D-backs players are like school kids with their pre-game routines
Mar 11, 2016, 3:00 PM
(Photo by Jessica Watts/Cronkite News)
SCOTTSDALE, Ariz. – It’s routine a kid does over and over again. Wake up. Eat breakfast. Watch a cartoon. Go to school.
Grown kids in baseball uniforms are much the same with their long, 162-game “school’’ year. It’s all about pre-game routines for them, too.
Like D-backs pitcher Archie Bradley.
“Last year, part of it (his routine) was going to eat breakfast with my roommate, Jake Lamb,” he said. “It didn’t necessarily have to be a certain spot or a certain place every time but we would always get up and go eat breakfast together on my start day.”
Bradley then rotated between shaving his face clean and trimming. The former Oklahoma prep star then dressed and headed to the ballpark.
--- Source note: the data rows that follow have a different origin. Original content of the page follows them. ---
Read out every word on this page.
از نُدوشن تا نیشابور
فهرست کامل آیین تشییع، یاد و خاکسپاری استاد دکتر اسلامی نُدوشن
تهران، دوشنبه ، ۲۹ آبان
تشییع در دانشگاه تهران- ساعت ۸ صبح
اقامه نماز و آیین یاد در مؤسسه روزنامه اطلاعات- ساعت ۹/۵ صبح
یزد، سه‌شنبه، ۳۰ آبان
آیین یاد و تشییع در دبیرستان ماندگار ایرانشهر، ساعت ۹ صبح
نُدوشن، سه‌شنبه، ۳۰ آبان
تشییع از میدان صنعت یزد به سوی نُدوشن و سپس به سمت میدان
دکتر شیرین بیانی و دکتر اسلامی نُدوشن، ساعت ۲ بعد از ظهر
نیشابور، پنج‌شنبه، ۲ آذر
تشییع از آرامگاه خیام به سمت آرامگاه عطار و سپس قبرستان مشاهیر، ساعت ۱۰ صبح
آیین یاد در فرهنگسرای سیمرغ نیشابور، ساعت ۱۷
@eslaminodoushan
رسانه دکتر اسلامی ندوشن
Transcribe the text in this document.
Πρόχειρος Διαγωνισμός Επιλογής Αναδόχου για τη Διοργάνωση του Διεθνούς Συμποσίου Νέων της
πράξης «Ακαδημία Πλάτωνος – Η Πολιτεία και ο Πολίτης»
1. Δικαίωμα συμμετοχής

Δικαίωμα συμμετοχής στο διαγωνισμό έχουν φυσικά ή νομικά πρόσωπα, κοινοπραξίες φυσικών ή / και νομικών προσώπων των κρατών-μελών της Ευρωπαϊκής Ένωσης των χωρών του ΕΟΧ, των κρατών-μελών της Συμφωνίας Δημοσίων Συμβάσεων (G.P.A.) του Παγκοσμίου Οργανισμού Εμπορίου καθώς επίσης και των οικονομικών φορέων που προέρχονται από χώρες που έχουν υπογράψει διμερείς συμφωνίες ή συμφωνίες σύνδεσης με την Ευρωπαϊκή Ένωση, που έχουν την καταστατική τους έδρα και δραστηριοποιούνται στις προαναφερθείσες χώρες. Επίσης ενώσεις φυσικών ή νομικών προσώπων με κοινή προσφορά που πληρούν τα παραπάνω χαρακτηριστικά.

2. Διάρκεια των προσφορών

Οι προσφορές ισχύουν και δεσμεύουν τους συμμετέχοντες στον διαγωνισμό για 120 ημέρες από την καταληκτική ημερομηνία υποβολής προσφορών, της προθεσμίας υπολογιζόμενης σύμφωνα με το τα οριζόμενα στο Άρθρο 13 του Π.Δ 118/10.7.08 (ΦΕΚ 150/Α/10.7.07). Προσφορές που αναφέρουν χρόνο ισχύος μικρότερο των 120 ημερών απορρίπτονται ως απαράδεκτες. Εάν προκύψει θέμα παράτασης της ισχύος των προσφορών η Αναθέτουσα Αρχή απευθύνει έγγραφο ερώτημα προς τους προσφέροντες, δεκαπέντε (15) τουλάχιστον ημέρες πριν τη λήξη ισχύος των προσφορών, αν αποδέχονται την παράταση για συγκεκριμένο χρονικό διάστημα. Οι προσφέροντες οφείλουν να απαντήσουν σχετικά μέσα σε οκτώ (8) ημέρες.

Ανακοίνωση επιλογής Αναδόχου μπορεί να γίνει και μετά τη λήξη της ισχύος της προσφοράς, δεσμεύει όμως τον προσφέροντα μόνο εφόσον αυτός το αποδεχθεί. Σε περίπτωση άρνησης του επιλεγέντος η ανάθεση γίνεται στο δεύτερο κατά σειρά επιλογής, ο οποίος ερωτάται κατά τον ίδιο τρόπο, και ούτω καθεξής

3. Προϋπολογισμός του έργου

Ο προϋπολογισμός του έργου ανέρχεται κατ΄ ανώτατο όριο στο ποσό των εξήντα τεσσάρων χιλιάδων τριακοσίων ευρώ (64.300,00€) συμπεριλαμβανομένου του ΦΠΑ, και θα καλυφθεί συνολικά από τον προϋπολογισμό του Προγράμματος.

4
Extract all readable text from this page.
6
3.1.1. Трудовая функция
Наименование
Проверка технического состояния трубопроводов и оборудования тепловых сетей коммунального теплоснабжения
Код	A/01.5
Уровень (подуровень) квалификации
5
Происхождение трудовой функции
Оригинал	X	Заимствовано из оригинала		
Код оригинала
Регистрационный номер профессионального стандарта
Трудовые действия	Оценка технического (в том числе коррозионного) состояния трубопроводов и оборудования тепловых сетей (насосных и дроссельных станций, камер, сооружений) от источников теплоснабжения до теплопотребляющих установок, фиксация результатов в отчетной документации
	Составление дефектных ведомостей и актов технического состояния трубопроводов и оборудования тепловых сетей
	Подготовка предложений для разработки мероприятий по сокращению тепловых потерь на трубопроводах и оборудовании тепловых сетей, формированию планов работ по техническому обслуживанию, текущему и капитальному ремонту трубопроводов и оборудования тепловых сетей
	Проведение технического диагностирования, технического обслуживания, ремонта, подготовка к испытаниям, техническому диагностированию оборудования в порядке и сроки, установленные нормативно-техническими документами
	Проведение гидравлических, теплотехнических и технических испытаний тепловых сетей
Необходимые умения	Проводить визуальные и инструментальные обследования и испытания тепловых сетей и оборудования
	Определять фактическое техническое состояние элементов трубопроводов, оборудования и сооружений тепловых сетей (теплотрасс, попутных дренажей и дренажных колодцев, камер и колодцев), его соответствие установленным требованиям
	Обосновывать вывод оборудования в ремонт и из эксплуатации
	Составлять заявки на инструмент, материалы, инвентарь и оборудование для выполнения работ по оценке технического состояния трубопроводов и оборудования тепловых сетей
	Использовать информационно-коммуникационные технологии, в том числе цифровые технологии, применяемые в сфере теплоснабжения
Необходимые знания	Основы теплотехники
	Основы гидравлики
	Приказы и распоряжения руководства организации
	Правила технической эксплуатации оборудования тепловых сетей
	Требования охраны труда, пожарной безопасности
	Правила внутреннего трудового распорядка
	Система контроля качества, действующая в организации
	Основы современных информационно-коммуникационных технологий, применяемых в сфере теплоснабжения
“There is a shirt I would wear, a Brian Bosworth shirt. That was kind of my favorite shirt last year so that’s what I would wear on start day with my favorite pair of Jordans and that was my game day outfit.”
Bradley also called his parents on the days the started. As he heads into a new season, he plans on creating a different routine.
“You change up the routine a little bit. If you are pitching well, you kind of stay on it. It’s kind of a comfort level.”
Catcher Chris Herrmann has a routine that revolves around food.
“I wake up, get something small to eat and then head to the field and get some more food,” he said. “Whenever I get to the locker room, I just hang out for a little bit and get my bat and go to the cage. I will hit a little bit, go outside, maybe throw a little bit and then eat again. There is a lot of eating involved.”
Herrmann has a method for putting his uniform on for the game.
“I always put my uniform on the same way. It’s kind of like something that I have always done. I start from my feet first all the way up to my top. Once I get out there (the field), I do the same stretches every day.”
Reliever Brad Ziegler developed a routine 10 years ago but it only lasted a couple of games because it wasn’t helping him.
“I have kind of learned that if I try to do something pre-game, it ends up getting me so focused that by the time I pitch at the end of the game… a lot of times I am focused at the beginning then I will get tired as the game goes on because adrenaline wears off,” he said. “I don’t do anything before the game. As long as I am ready by the time the National Anthem goes, I am good.”